2. Niet-verrekenbare ontvangsten
De belangrijkste mutaties in de niet-verrekenbare ontvangsten (totaal + f 5,9 miljoen) vinden plaats bij de Koninklijke marine en -luchtmacht. Dit betreft met name rente-ontvangsten.
De nadere wijzigingen ten opzichte van de Voorlopige rekening 1998 bedragen + f 26,2 miljoen.

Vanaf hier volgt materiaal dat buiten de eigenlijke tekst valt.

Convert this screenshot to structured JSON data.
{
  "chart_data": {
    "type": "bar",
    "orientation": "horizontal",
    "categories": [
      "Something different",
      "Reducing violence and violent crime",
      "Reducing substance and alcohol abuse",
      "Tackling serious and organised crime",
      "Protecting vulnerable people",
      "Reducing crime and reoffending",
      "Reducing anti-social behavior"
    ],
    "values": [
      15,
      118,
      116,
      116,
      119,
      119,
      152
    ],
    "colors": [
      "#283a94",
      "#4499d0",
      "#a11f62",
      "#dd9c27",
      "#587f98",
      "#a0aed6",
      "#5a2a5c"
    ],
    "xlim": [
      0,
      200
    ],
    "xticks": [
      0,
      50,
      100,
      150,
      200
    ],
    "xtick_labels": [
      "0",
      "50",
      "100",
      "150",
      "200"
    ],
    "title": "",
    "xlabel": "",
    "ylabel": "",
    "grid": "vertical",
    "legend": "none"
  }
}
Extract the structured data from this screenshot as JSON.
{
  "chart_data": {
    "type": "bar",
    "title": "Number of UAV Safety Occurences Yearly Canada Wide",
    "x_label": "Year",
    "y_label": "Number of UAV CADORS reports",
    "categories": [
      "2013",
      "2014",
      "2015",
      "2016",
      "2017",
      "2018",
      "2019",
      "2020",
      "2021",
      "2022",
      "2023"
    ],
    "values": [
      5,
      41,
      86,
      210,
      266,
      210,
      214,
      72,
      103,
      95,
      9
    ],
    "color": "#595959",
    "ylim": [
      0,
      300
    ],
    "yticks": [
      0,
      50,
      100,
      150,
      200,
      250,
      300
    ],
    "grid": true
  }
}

De per saldo hogere verrekenbare ontvangsten die daarin begrepen zijn bedragen in totaal f 22,2 miljoen, waaronder f 1,1 miljoen HGIS. Dit betreft met name mutaties bij de Koninklijke marine (hogere ontvangsten omzetbelasting, invoerrechten en accijnzen als gevolg van een actiever beleid alsmede het sneller betalen van vorderingen door de belastingdienst), de Koninklijke landmacht (invordering verstrekte voorschotten aan militair personeel, toename geleverde diensten) en het Defensie Interservice Commando (met name een correctieboeking met betrekking tot de ontvangst van de Ziekenfondsraad, die niet meer voor 1998 gepland stond).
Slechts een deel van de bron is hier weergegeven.